Dr Susan Fitch is a woman of schedule and order. As the chief of surgery, Dr Fitch has complete control over everything in her life to ensure her work life is never interrupted or disturbed. So when she decides to ‘procreate’ (not ‘have a child’), she cannot leave anything to chance. With a list of prerequisites to ensure the resulting child is physically and mentally flawless, Dr Fitch picks the perfect donor and creates Elizabeth Fitch, ‘pleasant yet not quite sufficiently beautiful’ with an IQ of 210. Following in the footsteps of her mother, Elizabeth’s life is structured and scheduled. Incapable of love, Dr Fitch believes she is providing the best possible future for her child. Elizabeth wears the clothes her mother chooses, she eats the food her mother’s dietician approves, she studies the courses her mother selects, and she lives the life her mother dictates. At this point, I wanted to give Elizabeth a great big hug…
This carries on for years until one night, when Elizabeth is 16, everything changes. After an argument with her mother, Elizabeth drives to the mall (outrageous–her first rebellious act is a simple drive to the mall) to stock up on unsanctioned clothing and makeup. There, Elizabeth bumps into classmate Julie, and a plan is thrown together for Elizabeth to prepare them both fake IDs for a night of underage clubbing. Appropriate outfits are purchased and Elizabeth works hard overnight to get the identification ready. Her skills are wide and varied and though her mother has preselected medicine as Elizabeth’s future career, her dream is to become a forensic computer technician and master hacker for an agency such as the FBI. The IDs are a hit and Elizabeth (now known as Liz) and Julie hit the hottest club in town. It doesn’t take long for two handsome men to start dancing with the girls, and for the first time in her life, Liz is having real fun. Little does she know that the night will take a turn for the deadly and change her life forever.

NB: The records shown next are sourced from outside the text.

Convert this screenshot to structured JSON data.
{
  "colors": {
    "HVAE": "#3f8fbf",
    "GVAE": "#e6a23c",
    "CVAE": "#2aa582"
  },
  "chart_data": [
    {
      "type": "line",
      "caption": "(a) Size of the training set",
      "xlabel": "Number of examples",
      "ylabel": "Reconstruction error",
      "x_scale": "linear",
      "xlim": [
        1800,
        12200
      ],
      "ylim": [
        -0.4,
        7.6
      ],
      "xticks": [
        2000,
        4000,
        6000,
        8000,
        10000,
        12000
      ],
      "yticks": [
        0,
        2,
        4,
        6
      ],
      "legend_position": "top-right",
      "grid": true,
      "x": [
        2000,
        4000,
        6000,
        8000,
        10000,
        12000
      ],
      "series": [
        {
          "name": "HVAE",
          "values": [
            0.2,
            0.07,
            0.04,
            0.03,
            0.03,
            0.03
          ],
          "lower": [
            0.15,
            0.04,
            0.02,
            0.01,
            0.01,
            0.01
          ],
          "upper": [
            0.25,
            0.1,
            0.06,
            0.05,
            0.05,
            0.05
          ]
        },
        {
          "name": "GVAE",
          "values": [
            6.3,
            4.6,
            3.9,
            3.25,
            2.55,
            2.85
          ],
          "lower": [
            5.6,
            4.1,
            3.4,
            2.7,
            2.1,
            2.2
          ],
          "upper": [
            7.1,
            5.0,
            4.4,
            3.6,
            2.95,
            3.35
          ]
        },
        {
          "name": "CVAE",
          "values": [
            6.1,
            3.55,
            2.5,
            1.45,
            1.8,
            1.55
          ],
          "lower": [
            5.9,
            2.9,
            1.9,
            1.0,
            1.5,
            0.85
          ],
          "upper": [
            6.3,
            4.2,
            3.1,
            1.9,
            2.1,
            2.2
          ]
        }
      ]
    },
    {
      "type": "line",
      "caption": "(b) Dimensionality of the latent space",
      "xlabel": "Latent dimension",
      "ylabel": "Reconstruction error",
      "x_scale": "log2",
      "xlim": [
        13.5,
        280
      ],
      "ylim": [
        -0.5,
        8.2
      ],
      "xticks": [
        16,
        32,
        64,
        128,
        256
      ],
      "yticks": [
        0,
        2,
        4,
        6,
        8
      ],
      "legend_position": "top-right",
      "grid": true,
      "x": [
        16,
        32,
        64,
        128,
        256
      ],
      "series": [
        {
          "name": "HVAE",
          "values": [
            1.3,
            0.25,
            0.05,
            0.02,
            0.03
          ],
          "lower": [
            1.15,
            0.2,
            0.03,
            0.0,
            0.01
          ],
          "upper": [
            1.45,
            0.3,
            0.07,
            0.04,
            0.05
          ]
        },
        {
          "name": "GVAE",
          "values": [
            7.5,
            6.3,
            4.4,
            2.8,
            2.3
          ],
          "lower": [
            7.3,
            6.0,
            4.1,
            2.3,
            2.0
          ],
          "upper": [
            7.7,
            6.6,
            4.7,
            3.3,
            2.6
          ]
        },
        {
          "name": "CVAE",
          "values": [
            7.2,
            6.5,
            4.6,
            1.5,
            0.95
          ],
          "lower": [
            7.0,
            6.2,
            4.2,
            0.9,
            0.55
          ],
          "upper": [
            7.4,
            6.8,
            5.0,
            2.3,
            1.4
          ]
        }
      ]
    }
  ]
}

Years later, Abigail Lowery is living a quiet and secluded life in a little town tucked into the Ozarks. The townspeople regard her as peculiar and reclusive, and this is how Abigail prefers it. With a state of the art security system that she designed and installed herself, her gigantic dog Bert, and a various array of firearms, Abigail feels safe. Safe, finally, from the demons of her past. To a certain extent, Abigail resembles Dr Finch in that her life is ordered and controlled, and her social interactions are stilted and awkward. Abigail speaks like a robot and sounds like a walking encyclopedia when communicating with others. She speaks without emotion or interest and her ability to relate to others is highly limited. Her seclusion peculiar personality catch the interest of Chief of Police Brooks Gleason, who slowly begins to pursue a relationship with Abigail.

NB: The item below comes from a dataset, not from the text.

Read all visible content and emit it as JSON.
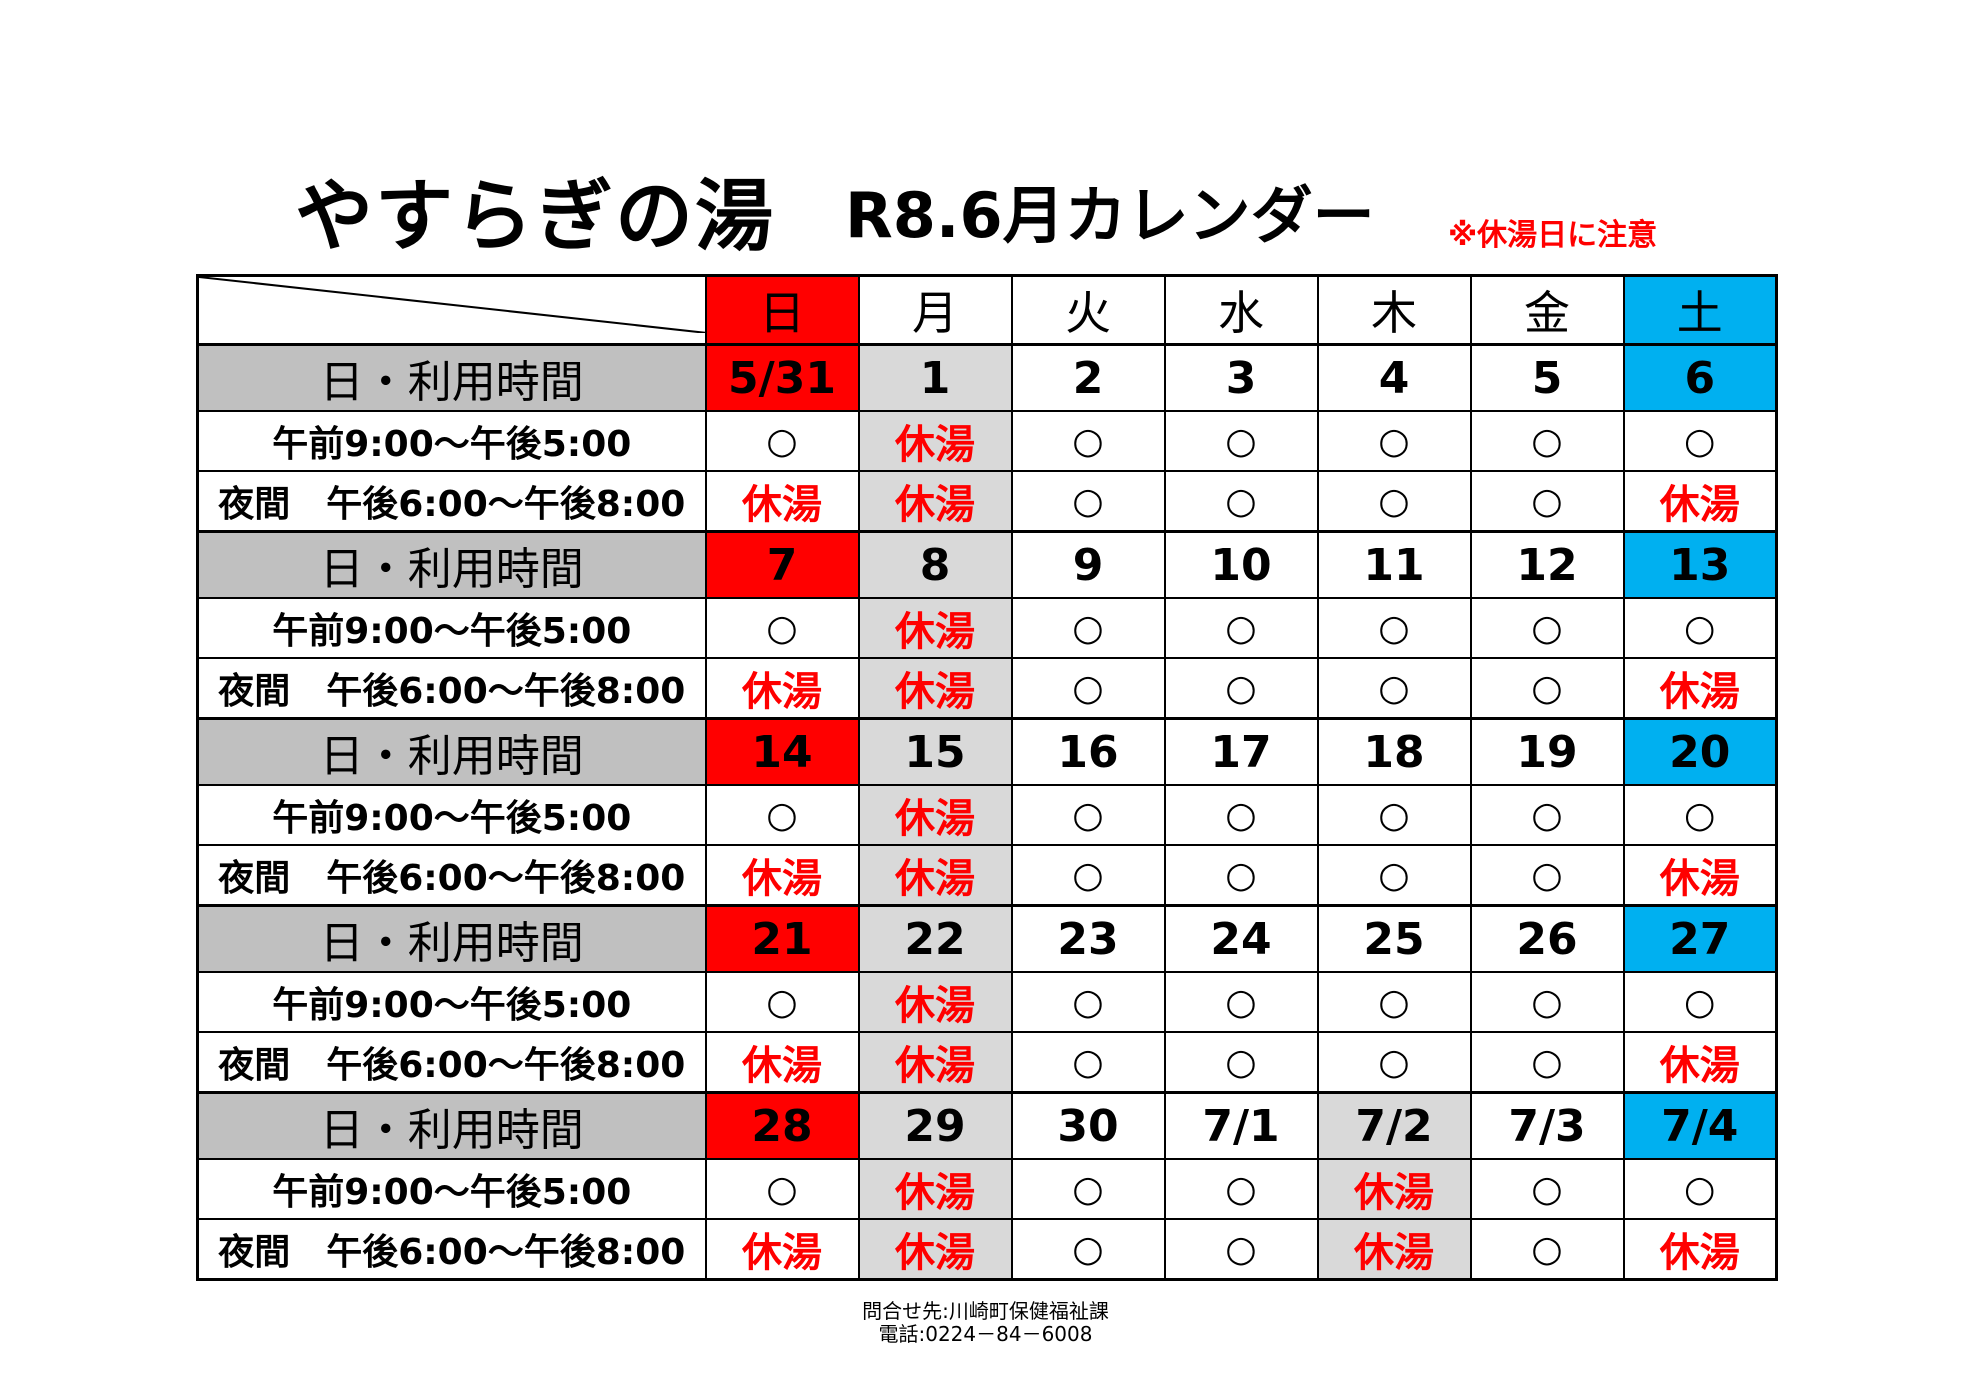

In typical Nora Roberts fashion, the romance element plays out alongside the thriller/suspense element. The romance between Abigail and Brooks felt less nauseating than many of Roberts’ recent couples, and Brooks’ interest and enthusiasm (coupled with Abigail’s extreme hesitation) felt genuine and realistic. I did feel slightly let down by the climax of the suspense plot, and felt that it wasn’t as hard-hitting as readers might expect it or want it to be. The first 200-odd pages sets the scene perfectly and solidifies Roberts’ position as an expert storyteller. I only feel like Abigail deserved a more fierce showdown with her enemies than she received.
Nonetheless, The Witness is an enjoyable and thrilling read. Roberts’ ability to build characters and relationships is second to none and you’ll be cheering for Abigail as she attempts to put her enemies to rest once and for all.